J-.F.C. : Au contraire. Les Français en ont marre de ne pas être commandés. Ils veulent être dirigés. Si on continue les procédures législatives classiques qui mettent 18 mois, tous les bêtabloquants se remettent en place. Regardez les syndicats comme l’Unef où des lycéens bloquent une loi majeure.

Mais c’est l’exercice de la démocratie...

J-.F.C. : D’accord, mais la démocratie à une limite : l’inefficacité. Ce qui compte, c’est décider. Faisons campagne sur une quinzaine de mesures, de propositions dont on a besoin pour débloquer le pays.
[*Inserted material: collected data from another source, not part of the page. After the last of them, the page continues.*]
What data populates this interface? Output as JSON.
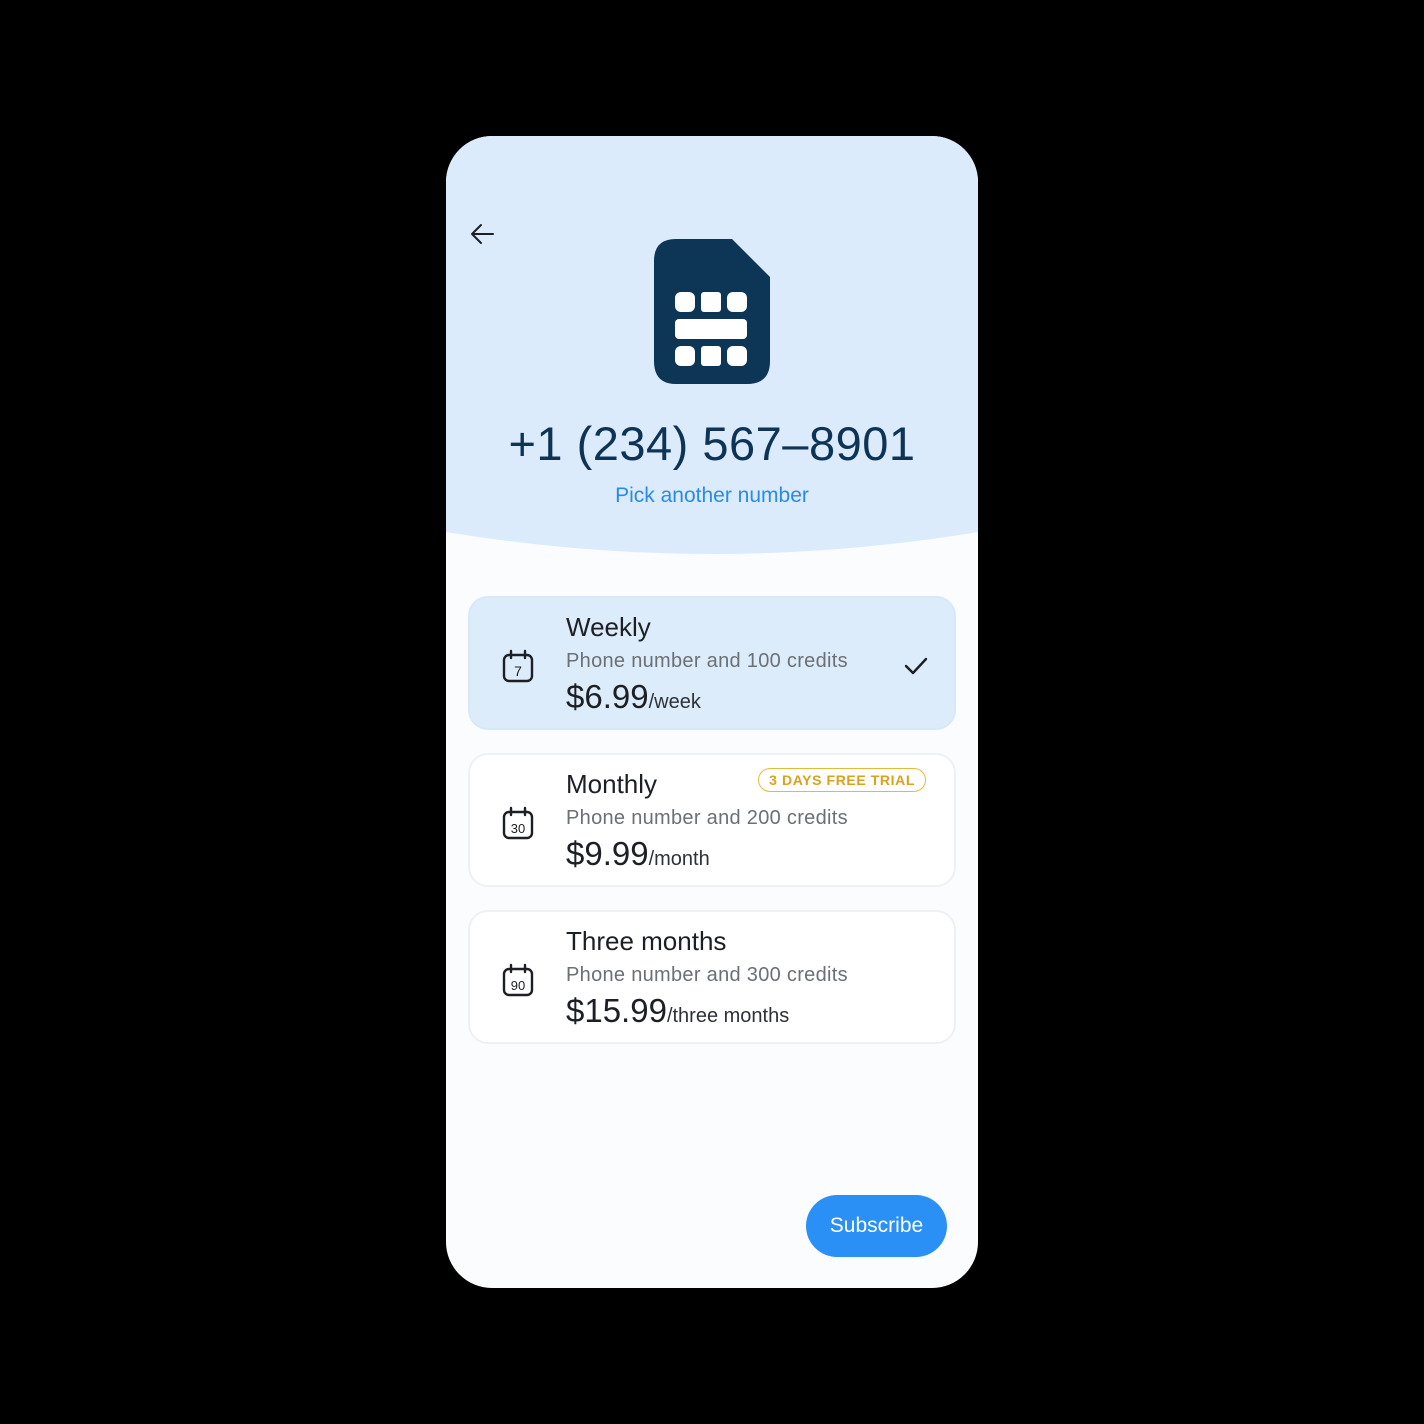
{
  "header": {
    "phone_number": "+1 (234) 567–8901",
    "pick_another_label": "Pick another number"
  },
  "plans": [
    {
      "title": "Weekly",
      "description": "Phone number and 100 credits",
      "price": "$6.99",
      "unit": "/week",
      "icon": "calendar-7-icon",
      "icon_number": "7",
      "selected": true
    },
    {
      "title": "Monthly",
      "description": "Phone number and 200 credits",
      "price": "$9.99",
      "unit": "/month",
      "icon": "calendar-30-icon",
      "icon_number": "30",
      "badge": "3 DAYS FREE TRIAL",
      "selected": false
    },
    {
      "title": "Three months",
      "description": "Phone number and 300 credits",
      "price": "$15.99",
      "unit": "/three months",
      "icon": "calendar-90-icon",
      "icon_number": "90",
      "selected": false
    }
  ],
  "subscribe_label": "Subscribe",
  "colors": {
    "header_bg": "#dcebfb",
    "sim_icon": "#0c3556",
    "accent_link": "#2a8be6",
    "button": "#2b90f5",
    "badge": "#e7b93a"
  }
}
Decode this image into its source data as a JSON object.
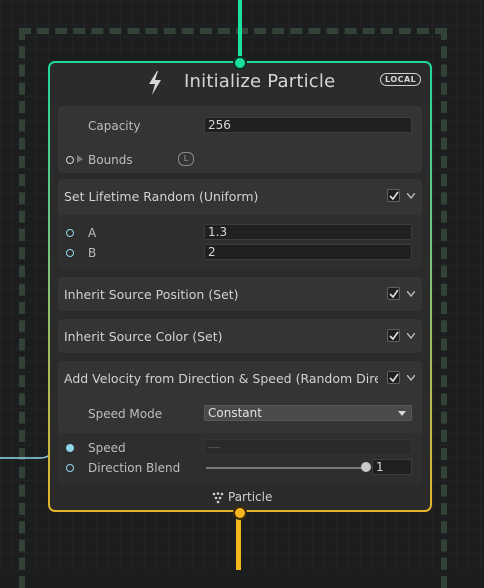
{
  "node": {
    "title": "Initialize Particle",
    "space_badge": "LOCAL",
    "footer_label": "Particle",
    "capacity": {
      "label": "Capacity",
      "value": "256"
    },
    "bounds": {
      "label": "Bounds",
      "space": "L"
    }
  },
  "blocks": [
    {
      "title": "Set Lifetime Random (Uniform)",
      "enabled": true,
      "fields": [
        {
          "label": "A",
          "value": "1.3"
        },
        {
          "label": "B",
          "value": "2"
        }
      ]
    },
    {
      "title": "Inherit Source Position (Set)",
      "enabled": true
    },
    {
      "title": "Inherit Source Color (Set)",
      "enabled": true
    },
    {
      "title": "Add Velocity from Direction & Speed (Random Direction)",
      "enabled": true,
      "speed_mode": {
        "label": "Speed Mode",
        "value": "Constant"
      },
      "speed": {
        "label": "Speed",
        "value": "—"
      },
      "direction_blend": {
        "label": "Direction Blend",
        "value": "1",
        "fraction": 1.0
      }
    }
  ],
  "colors": {
    "input_flow": "#19e19b",
    "output_flow": "#f4b51e",
    "port": "#8ed8ec"
  }
}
Je les ai écrites dans Le sursaut français. Si je suis élu, je soumets ces quinze ordonnances au Parlement. Il n’y aura pas de tromperie sur la marchandise. Nicolas Sarkozy préfère des référendums. Je n’y crois pas, c’est refaire l’élection trois mois après. Il faut rétablir l’esprit de commandement.

Sur le fond, qu’est-ce qui vous différencie des autres ?

J-.F.C. : Il y a beaucoup de différences. Sur la sécurité par exemple. Notre pays est vulnérable. À Meaux, ma ville de 55 000 habitants, j’ai commencé par cela. Je propose l’embauche de 50 000 policiers, gendarmes, gardiens de prison. Mais je supprimerai les emplois à vie dans la fonction publique.

La droite au pouvoir a supprimé des emplois sur la sécurité. Comment financerez-vous ?

J-.F.C. : C’est vrai, c’est une erreur d’avoir réduit les effectifs dans la sécurité publique. Je propose la réduction des dispositifs d’indemnisation du chômage, la fusion des Départements et des Régions, puisque les strates sont inutiles. Il y a des économies à faire, j’ai chiffré cela.

Avec le recul, ces 18 mois de pause étaient-ils nécessaires ?

J-.F.C. : Avec la violence de la meute, c’était indispensable de revenir sur mes fondamentaux. Ces attaques étaient injustes, puisqu’à la suite de cette lamentable affaire, je n’ai pas été mis en examen. J’avais été désigné comme un coupable idéal. J’ai appuyé sur pause et de cela est né ce livre. Pour tenir, j’ai pensé à mon enfance, mes parents. Les méchants ne gagnent pas à la fin.

Parlons des méchants. Faut-il s’allier avec Bachar el-Assad pour vaincre Daech ?

J-.F.C. : Notre ennemi numéro un, c’est Daech. Il faut revoir notre copie diplomatique. La France est fâchée avec tout le monde. Assad a commis des crimes extrêmement graves. Un jour ou l’autre, il sera dans un tribunal international. Mais la priorité d’une grande diplomatie, ce sont les valeurs, mais aussi les intérêts. Au premier rang desquels la sécurité de nos concitoyens.